QL: Operational Efficiencies Drive Robust Earnings, Target Price Set Higher
| Investment Bank | TA SECURITIES |
|---|---|
| TP (Target Price) | RM0.25 (+25.0%) |
| Last Traded | RM0.20 |
| Recommendation |
The company announced its financial results for the nine months ending March 2026, reporting a net profit of MYR337 million. This performance broadly met analyst expectations, signaling a resilient operational base and a promising trajectory for future earnings growth. Despite a 7% year-on-year decline in net profit, the underlying operational strength demonstrated the company’s ability to navigate a challenging market environment.
Performance Review
For the nine-month period, revenue inched down by 1% year-on-year to MYR5.2 billion. However, the third quarter of FY26 showed a significant sequential improvement, with revenue rising 4% quarter-on-quarter to MYR1.8 billion. This uptick was primarily driven by higher contributions from the Palm Oil & Clean Energy (POCE) businesses, underpinned by increased bio-energy and water treatment project deliveries, as well as higher Crude Palm Oil (CPO) sales tonnage. Profit Before Tax (PBT) for 3QFY26 also increased by 6% quarter-on-quarter, largely due to improved Marine Product Manufacturing (MPM) performance attributed to better seasonality.
While the overall 9MFY26 PBT dipped 8% to MYR489 million, reflecting challenges across various business segments, particularly in MPM and Integrated Livestock Farming (ILF) during the earlier part of the period, the latest quarterly figures indicate a positive shift. The Convenience Store (CVS) business experienced the steepest decline, a consequence of falling average store sales amidst cautious consumer sentiment and intense competition.
Future Outlook
Management foresees a gradual improvement in earnings going forward, buoyed by several strategic factors. The Marine Product Manufacturing (MPM) segment is expected to see sustained improvement, driven by rising fishmeal and surimi average selling prices (ASPs). Price adjustments for surimi-based products are anticipated to translate into more stable margins. Additionally, the expansion of the Basic Rahmah Contribution (SARA) eligible product category, which includes frozen food, is expected to benefit the MPM business significantly.

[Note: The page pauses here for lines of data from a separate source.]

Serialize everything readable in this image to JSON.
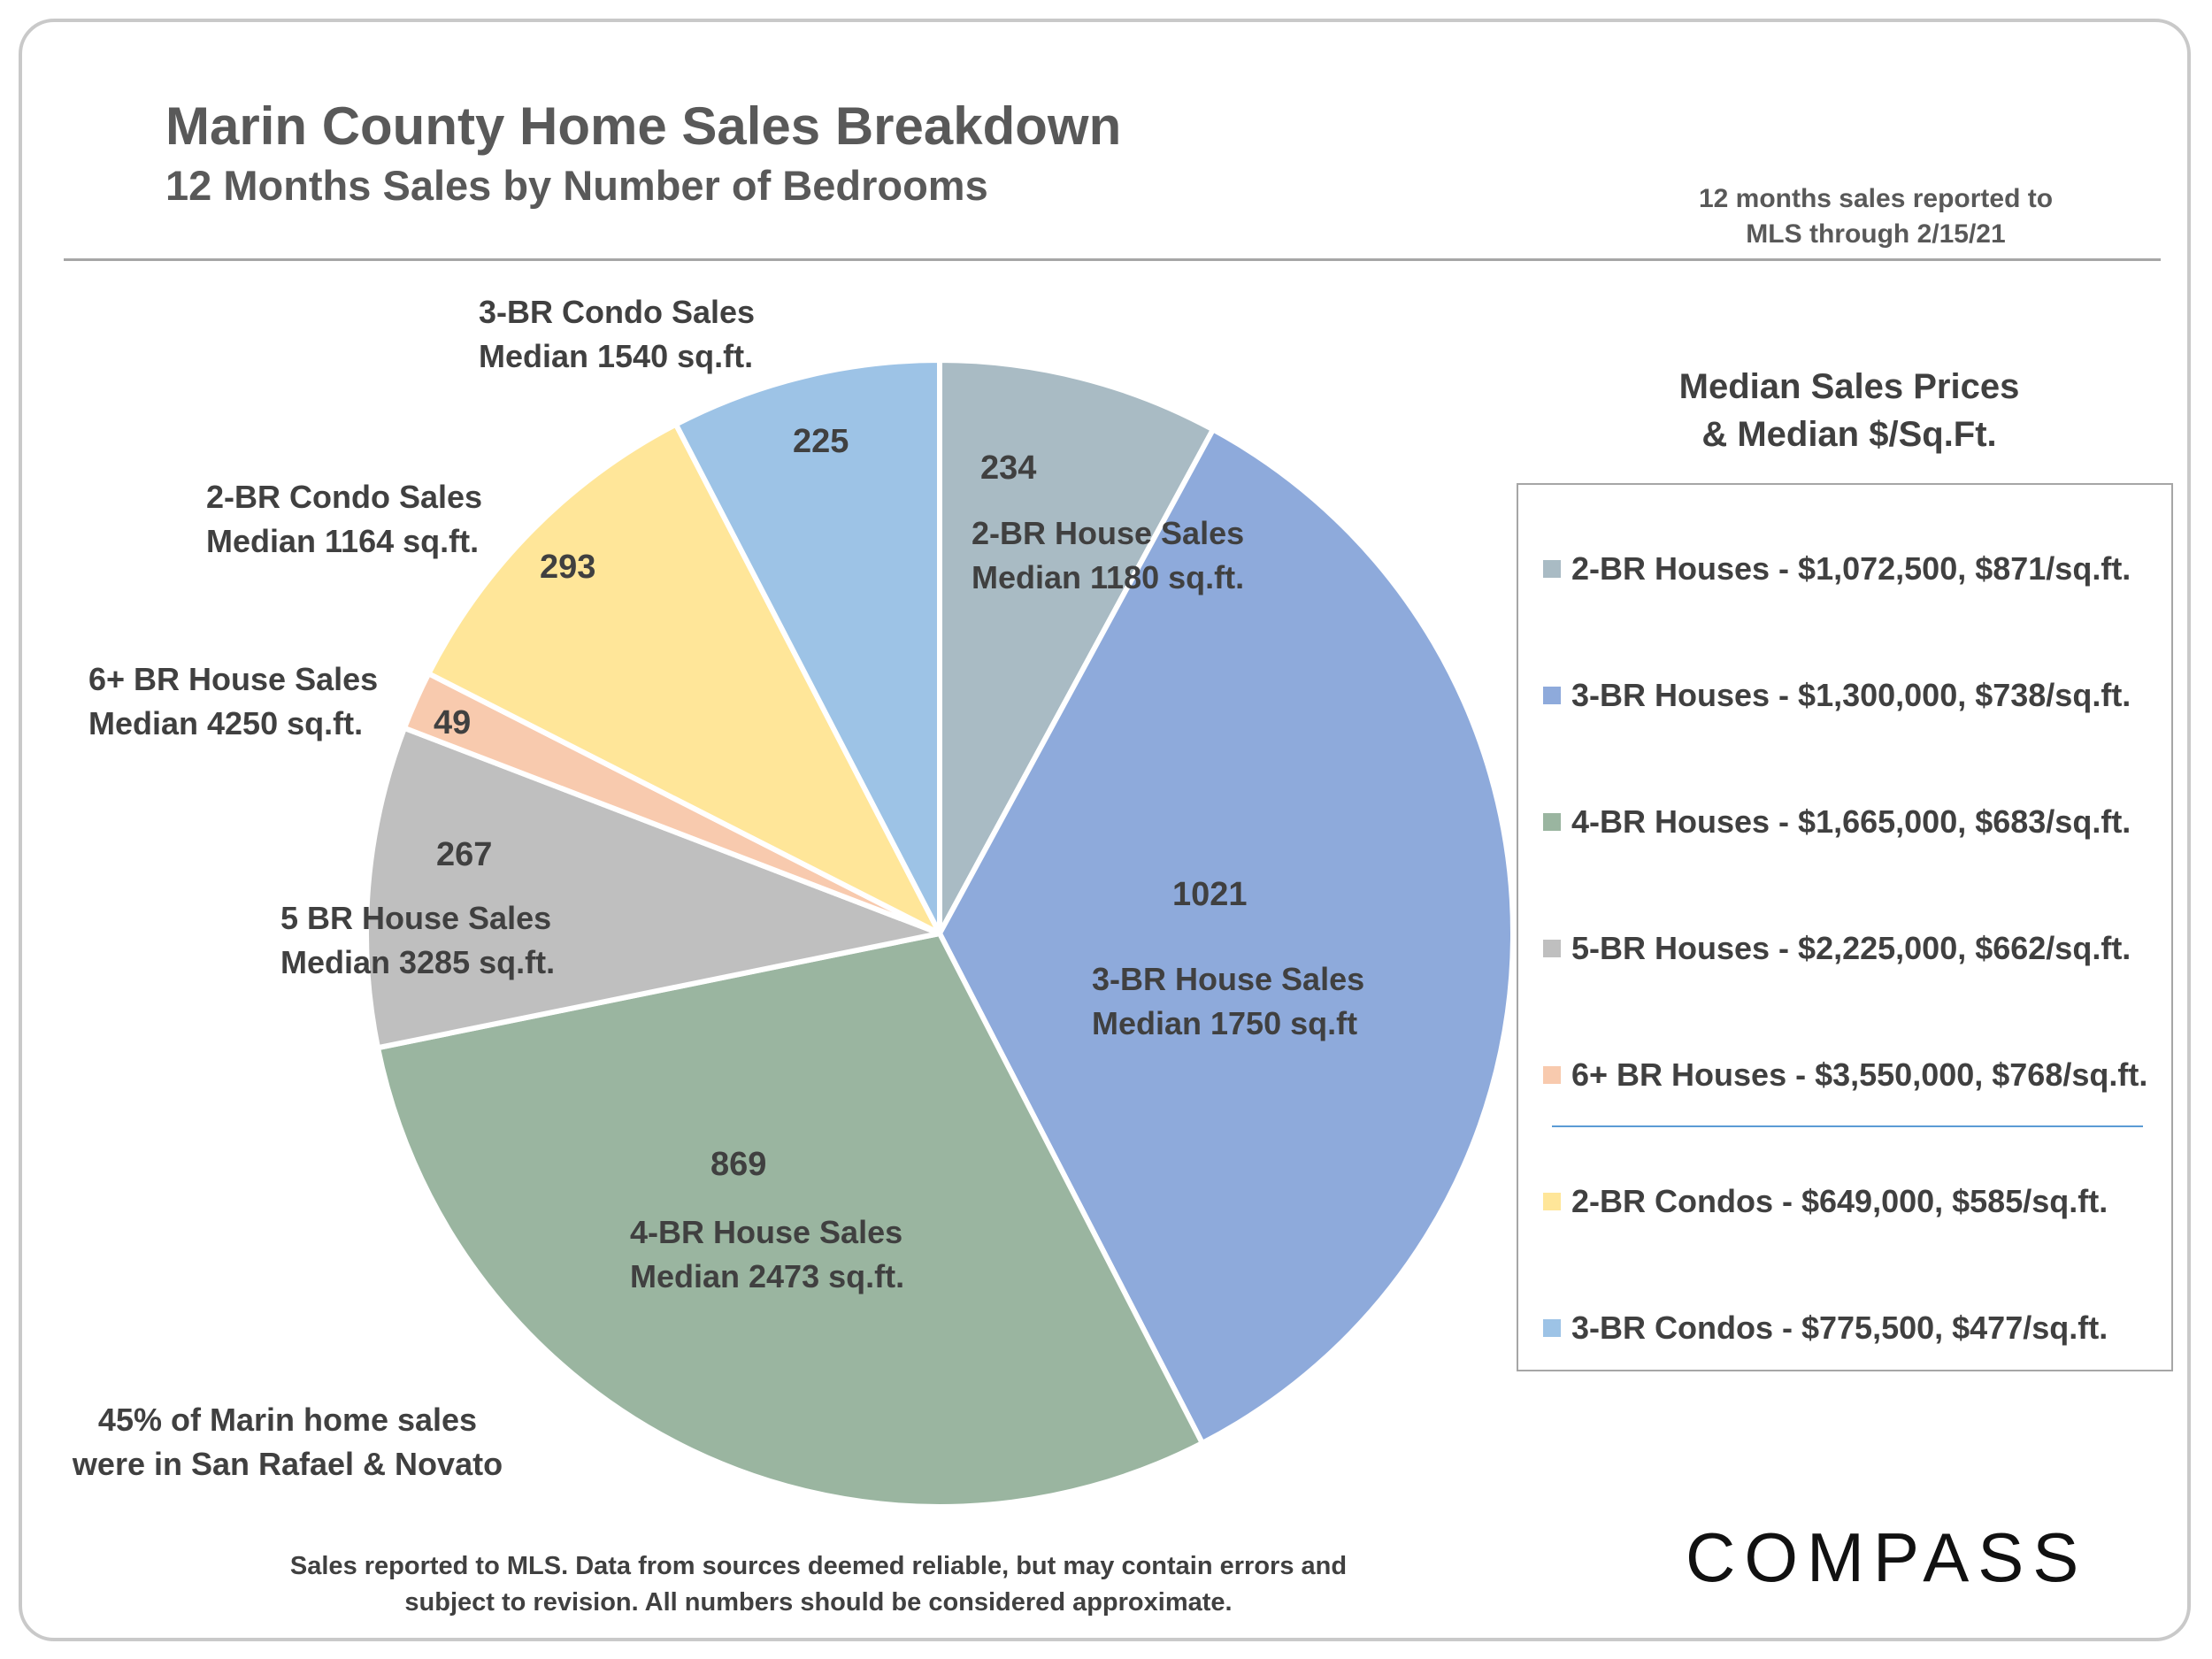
{
  "header": {
    "title": "Marin County Home Sales Breakdown",
    "subtitle": "12 Months Sales by Number of Bedrooms",
    "note_line1": "12 months sales reported to",
    "note_line2": "MLS through 2/15/21"
  },
  "chart_data": {
    "type": "pie",
    "title": "Marin County Home Sales Breakdown",
    "subtitle": "12 Months Sales by Number of Bedrooms",
    "start_angle": "12 o'clock",
    "direction": "clockwise",
    "slices": [
      {
        "key": "br2_house",
        "value": 234,
        "value_label": "234",
        "label_line1": "2-BR House Sales",
        "label_line2": "Median 1180 sq.ft.",
        "color": "#a9bbc4"
      },
      {
        "key": "br3_house",
        "value": 1021,
        "value_label": "1021",
        "label_line1": "3-BR House Sales",
        "label_line2": "Median 1750 sq.ft",
        "color": "#8eaadb"
      },
      {
        "key": "br4_house",
        "value": 869,
        "value_label": "869",
        "label_line1": "4-BR House Sales",
        "label_line2": "Median 2473 sq.ft.",
        "color": "#9ab5a0"
      },
      {
        "key": "br5_house",
        "value": 267,
        "value_label": "267",
        "label_line1": "5 BR House Sales",
        "label_line2": "Median 3285 sq.ft.",
        "color": "#bfbfbf"
      },
      {
        "key": "br6_house",
        "value": 49,
        "value_label": "49",
        "label_line1": "6+ BR House Sales",
        "label_line2": "Median 4250 sq.ft.",
        "color": "#f8caae"
      },
      {
        "key": "br2_condo",
        "value": 293,
        "value_label": "293",
        "label_line1": "2-BR Condo Sales",
        "label_line2": "Median 1164 sq.ft.",
        "color": "#ffe699"
      },
      {
        "key": "br3_condo",
        "value": 225,
        "value_label": "225",
        "label_line1": "3-BR Condo Sales",
        "label_line2": "Median 1540 sq.ft.",
        "color": "#9dc3e6"
      }
    ]
  },
  "legend": {
    "title_line1": "Median Sales Prices",
    "title_line2": "& Median $/Sq.Ft.",
    "items": [
      {
        "text": "2-BR Houses - $1,072,500, $871/sq.ft.",
        "color": "#a9bbc4"
      },
      {
        "text": "3-BR Houses - $1,300,000, $738/sq.ft.",
        "color": "#8eaadb"
      },
      {
        "text": "4-BR Houses - $1,665,000, $683/sq.ft.",
        "color": "#9ab5a0"
      },
      {
        "text": "5-BR Houses - $2,225,000, $662/sq.ft.",
        "color": "#bfbfbf"
      },
      {
        "text": "6+ BR Houses - $3,550,000, $768/sq.ft.",
        "color": "#f8caae"
      },
      {
        "text": "2-BR Condos - $649,000, $585/sq.ft.",
        "color": "#ffe699"
      },
      {
        "text": "3-BR Condos - $775,500, $477/sq.ft.",
        "color": "#9dc3e6"
      }
    ]
  },
  "notes": {
    "area_line1": "45% of Marin home sales",
    "area_line2": "were in San Rafael & Novato",
    "disclaimer_line1": "Sales reported to MLS. Data from sources deemed reliable, but may contain errors and",
    "disclaimer_line2": "subject to revision. All numbers should be considered approximate."
  },
  "brand": {
    "logo": "COMPASS"
  }
}
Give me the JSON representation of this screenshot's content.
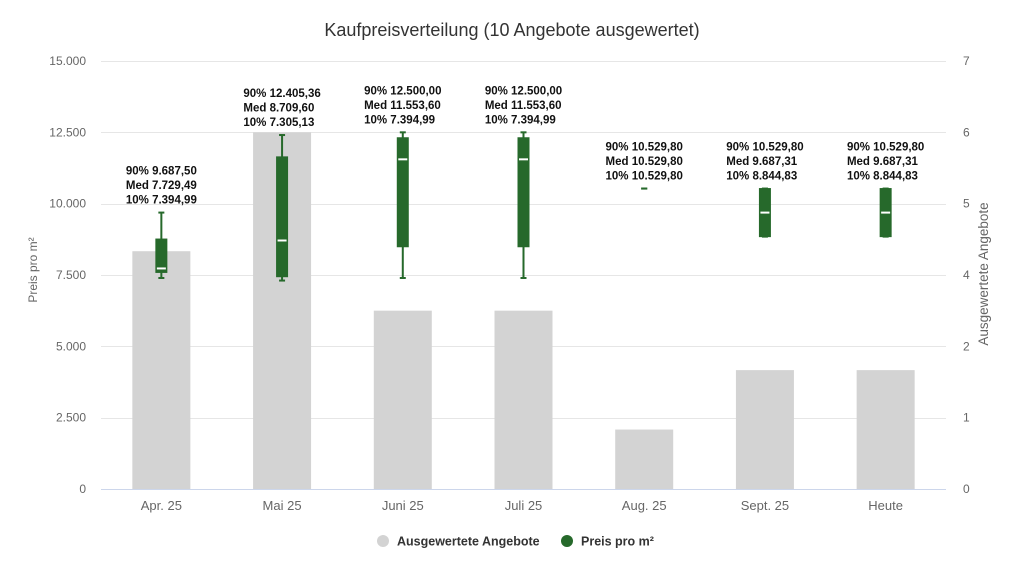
{
  "chart_data": {
    "type": "bar",
    "title": "Kaufpreisverteilung (10 Angebote ausgewertet)",
    "categories": [
      "Apr. 25",
      "Mai 25",
      "Juni 25",
      "Juli 25",
      "Aug. 25",
      "Sept. 25",
      "Heute"
    ],
    "xlabel": "",
    "ylabel": "Preis pro m²",
    "ylabel_right": "Ausgewertete Angebote",
    "ylim": [
      0,
      15000
    ],
    "ylim_right": [
      0,
      7.2
    ],
    "yticks": [
      {
        "value": 0,
        "label": "0"
      },
      {
        "value": 2500,
        "label": "2.500"
      },
      {
        "value": 5000,
        "label": "5.000"
      },
      {
        "value": 7500,
        "label": "7.500"
      },
      {
        "value": 10000,
        "label": "10.000"
      },
      {
        "value": 12500,
        "label": "12.500"
      },
      {
        "value": 15000,
        "label": "15.000"
      }
    ],
    "yticks_right": [
      {
        "value": 0,
        "label": "0"
      },
      {
        "value": 1.2,
        "label": "1"
      },
      {
        "value": 2.4,
        "label": "2"
      },
      {
        "value": 3.6,
        "label": "4"
      },
      {
        "value": 4.8,
        "label": "5"
      },
      {
        "value": 6.0,
        "label": "6"
      },
      {
        "value": 7.2,
        "label": "7"
      }
    ],
    "grid": true,
    "legend_position": "bottom",
    "series": [
      {
        "name": "Ausgewertete Angebote",
        "type": "bar",
        "axis": "right",
        "color": "#d3d3d3",
        "values": [
          4,
          6,
          3,
          3,
          1,
          2,
          2
        ]
      },
      {
        "name": "Preis pro m²",
        "type": "boxplot",
        "axis": "left",
        "color": "#26692b",
        "values": [
          {
            "p10": 7394.99,
            "q1": 7590,
            "median": 7729.49,
            "q3": 8760,
            "p90": 9687.5
          },
          {
            "p10": 7305.13,
            "q1": 7440,
            "median": 8709.6,
            "q3": 11640,
            "p90": 12405.36
          },
          {
            "p10": 7394.99,
            "q1": 8490,
            "median": 11553.6,
            "q3": 12310,
            "p90": 12500.0
          },
          {
            "p10": 7394.99,
            "q1": 8490,
            "median": 11553.6,
            "q3": 12310,
            "p90": 12500.0
          },
          {
            "p10": 10529.8,
            "q1": 10529.8,
            "median": 10529.8,
            "q3": 10529.8,
            "p90": 10529.8
          },
          {
            "p10": 8844.83,
            "q1": 8844.83,
            "median": 9687.31,
            "q3": 10529.8,
            "p90": 10529.8
          },
          {
            "p10": 8844.83,
            "q1": 8844.83,
            "median": 9687.31,
            "q3": 10529.8,
            "p90": 10529.8
          }
        ]
      }
    ],
    "data_labels": [
      [
        "90% 9.687,50",
        "Med 7.729,49",
        "10% 7.394,99"
      ],
      [
        "90% 12.405,36",
        "Med 8.709,60",
        "10% 7.305,13"
      ],
      [
        "90% 12.500,00",
        "Med 11.553,60",
        "10% 7.394,99"
      ],
      [
        "90% 12.500,00",
        "Med 11.553,60",
        "10% 7.394,99"
      ],
      [
        "90% 10.529,80",
        "Med 10.529,80",
        "10% 10.529,80"
      ],
      [
        "90% 10.529,80",
        "Med 9.687,31",
        "10% 8.844,83"
      ],
      [
        "90% 10.529,80",
        "Med 9.687,31",
        "10% 8.844,83"
      ]
    ]
  },
  "legend": {
    "items": [
      {
        "label": "Ausgewertete Angebote",
        "color": "#d3d3d3",
        "icon": "circle-icon"
      },
      {
        "label": "Preis pro m²",
        "color": "#26692b",
        "icon": "circle-icon"
      }
    ]
  },
  "colors": {
    "gridline": "#e6e6e6",
    "axis_line": "#ccd6eb",
    "median_line": "#ffffff",
    "tick_text": "#666666",
    "title_text": "#333333"
  }
}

The Integrated Livestock Farming (ILF) segment is also poised for better performance, with improved feed ASP and volume, partly due to frontloading ahead of an impending soybean meal import mechanism. Higher egg prices and lower feed costs in Malaysia are further expected to lift profitability across this segment. While the Convenience Store (CVS) segment may continue to face weak earnings in the near term, management is actively planning to intensify marketing and promotional efforts to drive better volume and engagement.
Overall, the company’s diversified and staples-oriented business model continues to provide a solid fundamental base. Despite potential risks such as sharp rises in input costs and delays in expansion plans, the proactive strategies and improving segment performances position the company for a positive trajectory.
Reflecting these positive developments and the anticipation of continued operational improvements, the investment bank has issued a BUY recommendation, setting a target price of RM0.25. This target price suggests a significant upside, underscoring confidence in the company’s long-term growth prospects and its ability to deliver value to shareholders.